Several years back, I decided to roast the pumpkin seeds that we scooped out of the pumpkins we had bought in October. I was amazed at how awesome they were. There's not much to it. All you need is the pumpkin seeds, olive oil, salt, and aluminum foil. So, I'll do this post just a little differently, and just show the photos and tell you some tips that I do in preparing mine.
Start by scooping the innards together and loosening the seeds up. Carefully separate the seeds from the pumpkin.
I do a heavy wash on my seeds. I put them in a colander and rest that on a larger bowl. Fill it up and let them rest in the water occasionally agitating the seeds. Dump the water and do it again. This will help separate the pumpkin guts that are stuck to the seeds. I usually do this at least overnight. When I'm in a hurry, I will still do this at least three times.

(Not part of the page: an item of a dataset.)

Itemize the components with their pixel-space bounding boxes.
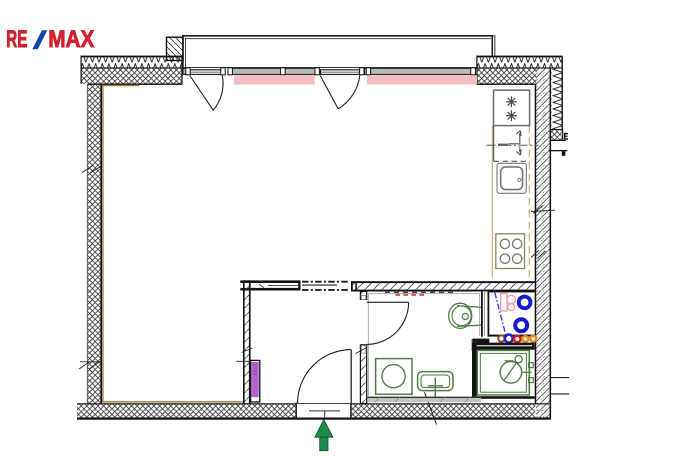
- svg-text:MAX: MAX: [48, 26, 94, 53]
- svg-text:RE: RE: [6, 26, 27, 53]
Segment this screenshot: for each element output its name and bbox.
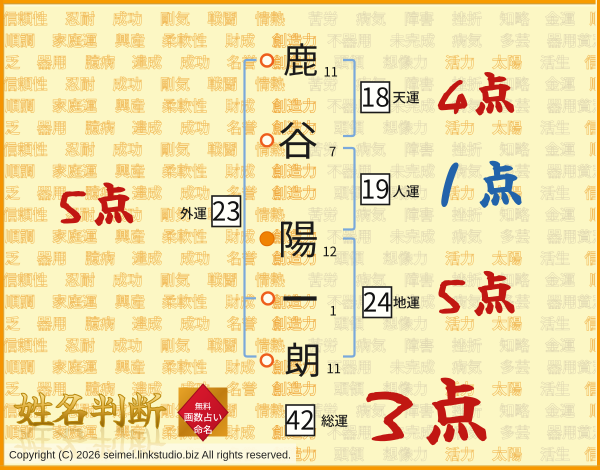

Layer the seeds in a shallow pan. Normally I use a 9X13, but this year I had more seeds and ended up using and 11X17 (I think it is anyway). Just make sure you have enough side so that when you stir the seeds you're not knocking them out of the pan. Lightly drizzle them with oil and sprinkle with salt. Stir them to make sure they are all evenly coated. I bake mine at 300 degrees F, stirring every 10 minutes or so. I scrape the the edge in when stirring to make sure they cook evenly. And I taste test them for doneness. They need to have a little crack to them when tasted.
I've had a lot of compliments on these, and my daughter and I both love them. If you try them, please let me know how you like them!